''Joseph, you have a problem,'' the woman's voice declares softly but firmly.
''I have a problem?'' the man's voice replies, stalling for time.
''Yes,'' the woman continues, ''I'm bored.''
''And that's my problem?'' the man asks, now thoroughly confused.
Poor chap! This mystified anti-hero in a radio commercial obviously knows nothing about the rules of the game. The paid-for message is that he should take his troubled lady to a certain posh hotel on the weekend, when all the expense-account types vacate and even the best establishment is haunted by the prospect of empty rooms. But the subliminal message runs deeper. It may be paraphrased thus:
Boredom is not one's own fault. Other people are accountable.
This is an astonishing, even revolutionary assumption when you think about it. Hitherto the only people who dared to point a bored finger at somebody else have been aristocrats and very young children. Emptiness -- the barren imagination, the unoccupied heart -- has been thought to be a self-indicting state, a terrible comment on one's character and personality.
The petulant cry of ''Entertain me!'' may not have been entirely restricted in the past to sheiks, late Roman emperors, and the more decadent French kings. But boredom has been taken to depend on a well-filled stomach and lots of spare time -- two things most people have not shared abundantly throughout history.
If boredom is not a modern malaise, it certainly requires the modern sense of self-consciousness. Ancient languages are rich and precise in words describing weariness and fatigue and every variety of physical and mental suffering. But boredom? Even the Greeks did not have a word for it.
The Penguin Dictionary of Quotations lists 24 instances of Bore, Bored, Boredom, Boring, but none of them pop up until well into the 19th century.
Byron, who can sound so late-20th-century, may be considered the literary godfather of boredom. He was definitely bored beyond the resources of a weekend with room service. From the depths of his yawn he wrote: Society is now one polished horde, Formed of two mighty tribes, the Bores and the Bored.
The Danish theologian Kierkegaard concurred in this Byronic division of the world into two parts, adding the rule: People who are never bored tend to bore others, while people who amuse others are inclined to be bored themselves.

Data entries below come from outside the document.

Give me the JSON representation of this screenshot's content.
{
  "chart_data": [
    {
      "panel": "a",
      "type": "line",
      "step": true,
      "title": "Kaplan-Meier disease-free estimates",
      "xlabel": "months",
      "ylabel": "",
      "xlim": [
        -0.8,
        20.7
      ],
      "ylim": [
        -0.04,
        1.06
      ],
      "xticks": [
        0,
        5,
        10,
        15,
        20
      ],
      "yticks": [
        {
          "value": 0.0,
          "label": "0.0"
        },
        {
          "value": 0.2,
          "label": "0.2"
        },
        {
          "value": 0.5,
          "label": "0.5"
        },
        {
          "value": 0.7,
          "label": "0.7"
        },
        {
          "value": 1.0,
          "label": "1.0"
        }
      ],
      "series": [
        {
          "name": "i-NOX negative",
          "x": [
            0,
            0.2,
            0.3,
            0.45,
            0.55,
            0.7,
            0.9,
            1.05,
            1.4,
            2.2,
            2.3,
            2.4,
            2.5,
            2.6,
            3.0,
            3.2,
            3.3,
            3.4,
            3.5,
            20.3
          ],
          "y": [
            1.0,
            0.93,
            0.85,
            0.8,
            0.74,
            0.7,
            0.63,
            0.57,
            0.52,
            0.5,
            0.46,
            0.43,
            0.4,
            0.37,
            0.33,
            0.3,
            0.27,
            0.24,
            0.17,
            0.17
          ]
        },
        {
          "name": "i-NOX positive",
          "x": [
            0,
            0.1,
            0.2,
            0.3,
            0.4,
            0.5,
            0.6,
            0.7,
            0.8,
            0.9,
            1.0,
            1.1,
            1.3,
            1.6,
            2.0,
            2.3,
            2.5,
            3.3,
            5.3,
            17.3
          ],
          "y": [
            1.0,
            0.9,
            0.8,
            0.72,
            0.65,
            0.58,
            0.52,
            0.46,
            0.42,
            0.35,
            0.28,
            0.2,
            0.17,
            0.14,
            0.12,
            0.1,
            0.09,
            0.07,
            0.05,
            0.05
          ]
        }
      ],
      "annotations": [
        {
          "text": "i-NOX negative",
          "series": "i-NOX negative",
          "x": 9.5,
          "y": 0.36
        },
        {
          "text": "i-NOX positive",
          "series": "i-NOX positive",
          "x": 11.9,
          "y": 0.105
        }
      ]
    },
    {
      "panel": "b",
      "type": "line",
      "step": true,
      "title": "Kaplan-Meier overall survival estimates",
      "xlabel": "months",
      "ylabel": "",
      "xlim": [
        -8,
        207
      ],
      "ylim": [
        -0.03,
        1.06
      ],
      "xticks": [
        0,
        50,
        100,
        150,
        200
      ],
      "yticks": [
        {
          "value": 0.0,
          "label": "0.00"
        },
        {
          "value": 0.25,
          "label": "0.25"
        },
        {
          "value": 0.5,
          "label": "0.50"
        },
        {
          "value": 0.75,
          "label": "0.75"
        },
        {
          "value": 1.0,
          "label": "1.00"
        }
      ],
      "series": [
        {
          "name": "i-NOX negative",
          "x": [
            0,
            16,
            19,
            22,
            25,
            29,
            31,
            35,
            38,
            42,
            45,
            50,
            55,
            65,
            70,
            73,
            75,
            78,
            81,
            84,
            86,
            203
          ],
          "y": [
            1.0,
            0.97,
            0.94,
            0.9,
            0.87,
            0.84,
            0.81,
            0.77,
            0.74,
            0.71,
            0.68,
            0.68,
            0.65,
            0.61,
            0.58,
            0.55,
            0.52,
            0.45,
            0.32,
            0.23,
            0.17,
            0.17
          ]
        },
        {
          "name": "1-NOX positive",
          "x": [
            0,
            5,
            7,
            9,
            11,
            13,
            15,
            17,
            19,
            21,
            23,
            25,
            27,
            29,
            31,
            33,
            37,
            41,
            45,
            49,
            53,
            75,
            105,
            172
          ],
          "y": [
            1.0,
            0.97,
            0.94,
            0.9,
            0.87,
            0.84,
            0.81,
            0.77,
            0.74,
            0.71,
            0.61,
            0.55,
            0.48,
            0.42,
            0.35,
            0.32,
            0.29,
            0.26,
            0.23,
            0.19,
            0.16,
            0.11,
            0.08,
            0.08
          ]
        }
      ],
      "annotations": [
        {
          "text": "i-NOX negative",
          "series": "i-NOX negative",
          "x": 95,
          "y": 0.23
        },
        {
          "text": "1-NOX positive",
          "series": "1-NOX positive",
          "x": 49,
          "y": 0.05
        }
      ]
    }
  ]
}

What to do with one's life? How to find a sense of Purpose? Questions like these -- the questions of a calling, a center to existence -- are the questions that run through modern literature. Over a century of novels and plays, and later, films, treat the classic cases of ennui -- the Madame Bovarys and the J. Alfred Prufrocks, the characters staring off into some middle distance and asking: Is this all there is? The star-crossed faces that haunt us -- Humphrey Bogart, Marlon Brando, Marlene Dietrich, Hedy Lamarr -- seem to express boredom at a romantic pitch of wistfulness, anger, or despair.
Call it ''cool'' if you will, but boredom has almost become our style.
As time has gone by, more and more ordinary people have claimed the elitism of the deep sigh. The housewife, the male facing midlife crisis, the retired person, the adolescent in full groan -- almost every subdivision of the middle class has been singled out as a specialist in boredom. Regions of the country even compete for the championship of monotony -- that extra bland something that drives inhabitants to New York or Paris or Tahiti.
Cross-country skiing, cable TV, package tours to the Himalayas, a weekend with room service -- we are familiar with all the remedies. Alas, we are also familiar -- to the point of further boredom -- with the fact that they seldom work.
But no summary of the history of boredom prepares us for that awful line, ''Joseph, you have a problem'' -- which, no doubt, Joseph will treasure up and apply in reverse a week or a month or a year later. This is something new -- not simply to blame others for our unhappiness, but to do it with a sense of social justice. It is as if freedom from boredom has been proclaimed the latest human right that Somebody Else is violating.
Let us declare ourselves victims of anything, but no, Joseph, let us not declare ourselves victims of boredom. If we are not responsible for our own boredom, what are we responsible for?